Yamashita H, Kawakami H, Zhang Y X, Hagiwara T, Tanaka K, Nakamura S
Third Department of Internal Medicine, Hiroshima University School of Medicine, Japan.
Eur J Pharmacol. 1995 Apr 28;289(2):387-90. doi: 10.1016/0922-4106(95)90118-3.
The effects of isomers of 2-(carboxycyclopropyl)glycine (CCG) on uptake of L-glutamate were investigated in COS-7 cells that expressed a cloned human glutamate transporter (hGluT-1). The (2S, 3S, 4R)-isomer (L-CCG-III) and the (2S, 3R, 4S)-isomer (L-CCG-IV) markedly inhibited glutamate uptake with a 50% inhibitory concentration of 290 nM and 1.1 microM, respectively.
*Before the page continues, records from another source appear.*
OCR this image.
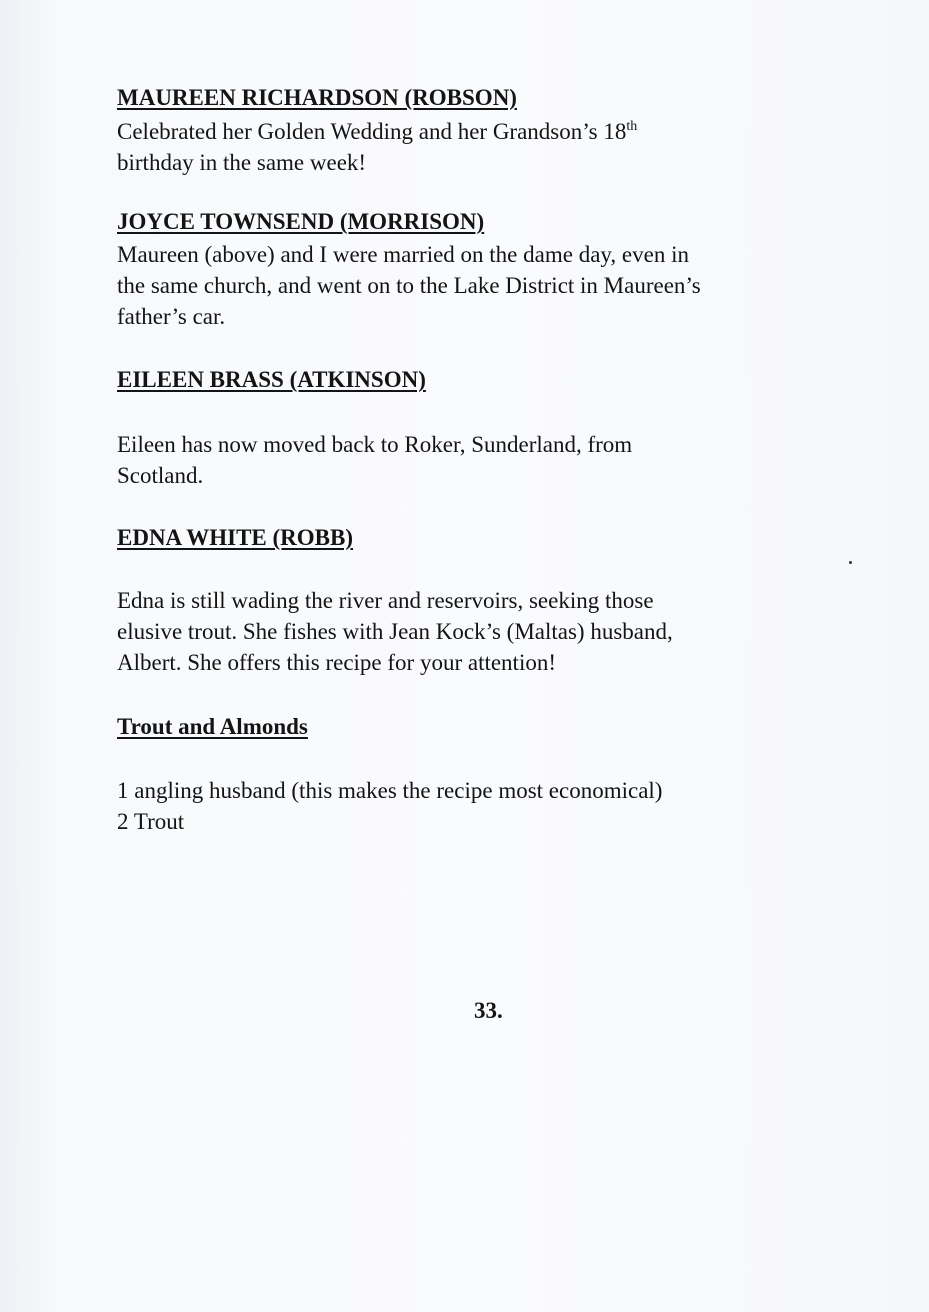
MAUREEN RICHARDSON (ROBSON)

Celebrated her Golden Wedding and her Grandson’s 18th

birthday in the same week!

JOYCE TOWNSEND (MORRISON)

Maureen (above) and I were married on the dame day, even in

the same church, and went on to the Lake District in Maureen’s

father’s car.

EILEEN BRASS (ATKINSON)

Eileen has now moved back to Roker, Sunderland, from

Scotland.

EDNA WHITE (ROBB)

Edna is still wading the river and reservoirs, seeking those

elusive trout. She fishes with Jean Kock’s (Maltas) husband,

Albert. She offers this recipe for your attention!

Trout and Almonds

1 angling husband (this makes the recipe most economical)

2 Trout

33.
The (2S, 3S, 4S)-isomer (L-CCG-I) and the (2S, 3R, 4R)-isomer (L-CCG-II) did not inhibit glutamate uptake at concentrations of < or = 10 microM. Thus, hGluT-1 showed a markedly higher affinity for L-CCG-III and L-CCG-IV with a folded conformation of the glutamate skeleton, than for L-CCG-I or L-CCG-II with an extended conformation.
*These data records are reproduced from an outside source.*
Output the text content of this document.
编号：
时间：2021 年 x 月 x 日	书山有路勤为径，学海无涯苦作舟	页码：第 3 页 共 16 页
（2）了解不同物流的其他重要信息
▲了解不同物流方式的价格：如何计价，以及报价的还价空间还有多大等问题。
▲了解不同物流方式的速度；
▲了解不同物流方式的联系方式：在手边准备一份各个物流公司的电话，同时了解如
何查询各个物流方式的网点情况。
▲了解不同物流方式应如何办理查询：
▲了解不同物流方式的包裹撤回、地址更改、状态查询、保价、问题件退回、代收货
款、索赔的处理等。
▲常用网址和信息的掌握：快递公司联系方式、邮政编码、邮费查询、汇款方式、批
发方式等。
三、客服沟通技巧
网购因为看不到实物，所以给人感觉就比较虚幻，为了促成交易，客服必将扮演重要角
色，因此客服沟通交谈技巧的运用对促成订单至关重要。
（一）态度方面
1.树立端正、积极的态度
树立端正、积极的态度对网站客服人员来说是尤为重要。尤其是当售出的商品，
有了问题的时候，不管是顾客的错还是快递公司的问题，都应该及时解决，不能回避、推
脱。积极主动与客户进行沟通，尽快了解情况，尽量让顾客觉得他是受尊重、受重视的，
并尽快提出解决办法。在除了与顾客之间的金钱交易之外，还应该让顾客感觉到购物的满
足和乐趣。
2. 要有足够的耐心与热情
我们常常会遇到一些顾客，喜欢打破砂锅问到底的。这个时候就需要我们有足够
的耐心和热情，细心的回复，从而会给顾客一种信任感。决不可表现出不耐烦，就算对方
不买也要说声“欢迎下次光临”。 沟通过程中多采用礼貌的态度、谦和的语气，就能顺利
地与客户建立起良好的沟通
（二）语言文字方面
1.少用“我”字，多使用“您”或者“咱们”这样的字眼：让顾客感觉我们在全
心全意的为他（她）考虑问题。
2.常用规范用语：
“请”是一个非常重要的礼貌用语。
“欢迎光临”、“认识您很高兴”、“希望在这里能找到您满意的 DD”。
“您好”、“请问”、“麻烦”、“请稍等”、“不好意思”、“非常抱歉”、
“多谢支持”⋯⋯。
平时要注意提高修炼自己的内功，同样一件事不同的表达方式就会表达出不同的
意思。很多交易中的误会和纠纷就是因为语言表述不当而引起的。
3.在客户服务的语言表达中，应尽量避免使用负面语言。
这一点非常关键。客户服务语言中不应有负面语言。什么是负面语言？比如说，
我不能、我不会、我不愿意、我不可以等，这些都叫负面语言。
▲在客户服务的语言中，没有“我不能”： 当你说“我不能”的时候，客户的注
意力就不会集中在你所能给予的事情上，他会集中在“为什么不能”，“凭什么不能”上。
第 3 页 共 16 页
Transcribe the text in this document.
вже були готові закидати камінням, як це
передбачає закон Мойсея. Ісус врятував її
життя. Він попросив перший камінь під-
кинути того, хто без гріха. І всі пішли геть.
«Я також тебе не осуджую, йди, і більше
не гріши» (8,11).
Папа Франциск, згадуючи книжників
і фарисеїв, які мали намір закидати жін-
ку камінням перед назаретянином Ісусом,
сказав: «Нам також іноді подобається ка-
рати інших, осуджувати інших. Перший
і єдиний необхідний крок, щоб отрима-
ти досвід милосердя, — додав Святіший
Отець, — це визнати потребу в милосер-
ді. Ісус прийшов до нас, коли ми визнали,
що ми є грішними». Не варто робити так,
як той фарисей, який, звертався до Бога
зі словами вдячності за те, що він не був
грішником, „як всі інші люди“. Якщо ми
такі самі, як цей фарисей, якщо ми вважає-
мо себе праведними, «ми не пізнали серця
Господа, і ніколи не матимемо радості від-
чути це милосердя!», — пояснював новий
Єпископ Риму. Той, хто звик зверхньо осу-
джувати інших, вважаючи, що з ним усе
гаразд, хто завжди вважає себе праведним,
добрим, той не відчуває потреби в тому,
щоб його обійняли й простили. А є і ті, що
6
在表达克隆的人类谷氨酸转运体(hGluT-1)的COS-7细胞中,研究了2-(羧基环丙基)甘氨酸(CCG)异构体对L-谷氨酸摄取的影响。(2S,3S,4R)-异构体(L-CCG-III)和(2S,3R,4S)-异构体(L-CCG-IV)显著抑制谷氨酸摄取,其50%抑制浓度分别为290 nM和1.1 μM。(2S,3S,4S)-异构体(L-CCG-I)和(2S,3R,4R)-异构体(L-CCG-II)在浓度≤10 μM时不抑制谷氨酸摄取。因此,hGluT-1对具有谷氨酸骨架折叠构象的L-CCG-III和L-CCG-IV的亲和力,明显高于对具有伸展构象的L-CCG-I或L-CCG-II的亲和力。